Legal Expert: CBR Restrictions Violate Russian Rights

Shvetsov’s comments raised concerns about other people working in the Russian crypto market. Talking about imposing restrictions sends a very negative signal, and the consequences could prove to be disastrous for the country’s cryptocurrency market, Nikita Zuborev (senior analyst at, said to Forklog. He also warned:

OTC trading and registration in Russia Federation will be the most affected. This includes users of P2P platforms, exchange offices and OTC trading. The problem will not only affect miners, but also the ability to sell mined coins for rubles.

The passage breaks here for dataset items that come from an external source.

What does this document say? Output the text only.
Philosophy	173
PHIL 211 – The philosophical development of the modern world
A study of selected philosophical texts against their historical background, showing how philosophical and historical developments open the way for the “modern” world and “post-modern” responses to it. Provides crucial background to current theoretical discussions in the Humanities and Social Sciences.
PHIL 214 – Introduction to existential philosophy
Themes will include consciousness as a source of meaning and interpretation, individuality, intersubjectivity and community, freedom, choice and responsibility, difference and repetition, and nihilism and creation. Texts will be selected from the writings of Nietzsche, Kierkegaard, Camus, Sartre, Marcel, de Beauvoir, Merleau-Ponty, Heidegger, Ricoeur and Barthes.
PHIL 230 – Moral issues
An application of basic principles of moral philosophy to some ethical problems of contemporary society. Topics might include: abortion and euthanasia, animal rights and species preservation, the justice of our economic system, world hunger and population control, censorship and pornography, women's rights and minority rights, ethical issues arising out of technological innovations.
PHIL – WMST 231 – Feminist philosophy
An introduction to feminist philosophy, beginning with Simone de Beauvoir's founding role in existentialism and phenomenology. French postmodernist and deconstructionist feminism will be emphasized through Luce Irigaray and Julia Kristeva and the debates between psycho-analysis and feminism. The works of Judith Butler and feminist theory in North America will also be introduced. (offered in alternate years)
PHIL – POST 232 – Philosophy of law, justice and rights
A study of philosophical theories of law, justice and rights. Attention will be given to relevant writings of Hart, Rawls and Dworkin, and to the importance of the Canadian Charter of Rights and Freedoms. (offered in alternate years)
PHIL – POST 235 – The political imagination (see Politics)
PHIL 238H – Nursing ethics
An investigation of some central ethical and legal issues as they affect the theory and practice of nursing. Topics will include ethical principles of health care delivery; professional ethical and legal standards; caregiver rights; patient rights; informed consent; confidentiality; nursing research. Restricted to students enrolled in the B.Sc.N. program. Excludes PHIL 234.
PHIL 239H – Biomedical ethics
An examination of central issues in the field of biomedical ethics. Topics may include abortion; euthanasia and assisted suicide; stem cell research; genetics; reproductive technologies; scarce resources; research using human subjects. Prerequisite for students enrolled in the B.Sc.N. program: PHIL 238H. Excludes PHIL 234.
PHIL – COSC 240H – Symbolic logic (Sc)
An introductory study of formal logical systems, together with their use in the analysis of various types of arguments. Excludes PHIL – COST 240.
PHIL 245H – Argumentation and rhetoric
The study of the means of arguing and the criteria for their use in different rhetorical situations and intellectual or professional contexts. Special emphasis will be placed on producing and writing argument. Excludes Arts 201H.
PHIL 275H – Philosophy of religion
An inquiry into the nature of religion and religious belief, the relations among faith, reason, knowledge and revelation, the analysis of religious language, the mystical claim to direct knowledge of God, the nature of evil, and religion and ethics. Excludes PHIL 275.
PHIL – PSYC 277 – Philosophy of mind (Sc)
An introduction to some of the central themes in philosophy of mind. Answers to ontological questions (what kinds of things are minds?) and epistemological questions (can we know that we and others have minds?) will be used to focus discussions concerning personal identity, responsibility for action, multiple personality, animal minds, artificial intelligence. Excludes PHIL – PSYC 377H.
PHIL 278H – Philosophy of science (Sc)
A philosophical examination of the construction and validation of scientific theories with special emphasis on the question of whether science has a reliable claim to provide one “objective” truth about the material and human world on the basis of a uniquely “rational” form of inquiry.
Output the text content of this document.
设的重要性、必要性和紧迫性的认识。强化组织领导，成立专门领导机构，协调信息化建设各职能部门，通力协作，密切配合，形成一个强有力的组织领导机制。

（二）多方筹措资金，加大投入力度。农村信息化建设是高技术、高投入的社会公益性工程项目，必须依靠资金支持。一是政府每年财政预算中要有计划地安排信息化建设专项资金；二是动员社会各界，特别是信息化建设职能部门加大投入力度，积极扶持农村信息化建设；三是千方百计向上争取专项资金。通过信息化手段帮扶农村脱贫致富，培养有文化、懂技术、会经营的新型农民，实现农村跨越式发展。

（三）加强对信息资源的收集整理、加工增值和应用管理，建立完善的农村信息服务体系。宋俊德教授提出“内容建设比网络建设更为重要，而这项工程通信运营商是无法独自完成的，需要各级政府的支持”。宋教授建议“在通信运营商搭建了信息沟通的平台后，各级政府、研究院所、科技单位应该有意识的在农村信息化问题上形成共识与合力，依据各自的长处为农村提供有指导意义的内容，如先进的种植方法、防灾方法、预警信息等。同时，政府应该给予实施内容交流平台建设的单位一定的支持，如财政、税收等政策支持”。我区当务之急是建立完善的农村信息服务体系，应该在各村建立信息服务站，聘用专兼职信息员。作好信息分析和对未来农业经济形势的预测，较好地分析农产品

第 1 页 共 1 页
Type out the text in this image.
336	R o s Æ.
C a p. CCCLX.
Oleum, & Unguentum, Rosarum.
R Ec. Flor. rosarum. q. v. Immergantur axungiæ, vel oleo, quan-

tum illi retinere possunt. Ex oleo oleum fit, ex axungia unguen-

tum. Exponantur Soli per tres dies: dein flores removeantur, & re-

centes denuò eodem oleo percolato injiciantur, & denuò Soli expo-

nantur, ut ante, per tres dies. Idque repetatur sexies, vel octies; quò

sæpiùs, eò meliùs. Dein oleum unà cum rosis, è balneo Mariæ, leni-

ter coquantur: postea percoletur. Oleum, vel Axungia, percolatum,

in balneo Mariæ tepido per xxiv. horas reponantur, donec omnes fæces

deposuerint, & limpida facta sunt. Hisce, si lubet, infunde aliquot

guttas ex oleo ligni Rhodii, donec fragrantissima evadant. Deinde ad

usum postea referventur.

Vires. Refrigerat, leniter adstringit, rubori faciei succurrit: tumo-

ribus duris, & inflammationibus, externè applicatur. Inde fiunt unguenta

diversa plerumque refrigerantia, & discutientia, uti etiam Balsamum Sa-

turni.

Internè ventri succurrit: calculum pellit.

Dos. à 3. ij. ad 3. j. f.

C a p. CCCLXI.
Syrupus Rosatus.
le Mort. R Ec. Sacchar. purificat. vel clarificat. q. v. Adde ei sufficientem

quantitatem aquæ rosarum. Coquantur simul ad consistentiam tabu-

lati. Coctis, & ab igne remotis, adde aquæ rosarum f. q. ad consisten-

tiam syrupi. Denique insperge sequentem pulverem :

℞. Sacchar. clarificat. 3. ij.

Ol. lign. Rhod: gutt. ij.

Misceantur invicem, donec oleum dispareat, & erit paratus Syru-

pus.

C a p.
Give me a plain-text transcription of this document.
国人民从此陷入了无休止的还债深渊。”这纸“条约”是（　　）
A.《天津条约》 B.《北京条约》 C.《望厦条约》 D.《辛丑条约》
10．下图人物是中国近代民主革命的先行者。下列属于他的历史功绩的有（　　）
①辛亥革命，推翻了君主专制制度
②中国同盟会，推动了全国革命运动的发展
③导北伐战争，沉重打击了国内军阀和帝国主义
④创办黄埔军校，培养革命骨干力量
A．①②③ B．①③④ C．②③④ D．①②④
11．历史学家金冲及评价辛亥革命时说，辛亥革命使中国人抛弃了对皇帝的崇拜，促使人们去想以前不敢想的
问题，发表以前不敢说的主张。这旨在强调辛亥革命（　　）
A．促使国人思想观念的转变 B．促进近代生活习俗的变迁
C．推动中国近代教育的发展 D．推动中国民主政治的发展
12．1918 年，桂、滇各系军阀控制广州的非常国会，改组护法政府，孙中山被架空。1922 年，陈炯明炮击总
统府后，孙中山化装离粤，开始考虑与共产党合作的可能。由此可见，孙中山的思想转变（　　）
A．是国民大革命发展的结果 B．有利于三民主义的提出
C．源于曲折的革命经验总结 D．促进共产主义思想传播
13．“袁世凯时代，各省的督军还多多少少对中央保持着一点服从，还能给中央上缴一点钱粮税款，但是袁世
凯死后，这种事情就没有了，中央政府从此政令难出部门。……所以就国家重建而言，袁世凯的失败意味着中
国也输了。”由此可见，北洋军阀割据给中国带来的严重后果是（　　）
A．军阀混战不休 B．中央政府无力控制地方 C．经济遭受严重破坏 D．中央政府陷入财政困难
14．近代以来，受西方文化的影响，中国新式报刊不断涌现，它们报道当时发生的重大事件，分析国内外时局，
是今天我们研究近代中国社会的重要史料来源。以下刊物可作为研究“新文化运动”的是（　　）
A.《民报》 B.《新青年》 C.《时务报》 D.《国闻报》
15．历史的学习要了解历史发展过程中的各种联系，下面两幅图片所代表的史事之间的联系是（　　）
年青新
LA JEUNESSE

Andrey Tugarin (Managing Partner at GMT Legal), stated that it would be illegal to limit bona fide transactions in order to purchase cryptocurrencies. The current law “On Digital Financial Assets” allows any citizen of Russia to purchase digital currency (btc), buy it or sell it, and invest in it. Tugarin stressed that this right is applicable regardless of whether or not the buyer qualifies as an investor.

Exmo, which is a well-known cryptocurrency exchange in the region has not seen a decline in deposits from Russian users in recent weeks. Exmo’s chief of business development Maria Stankevich revealed that Russian trades have actually increased on the platform during the recent market correction.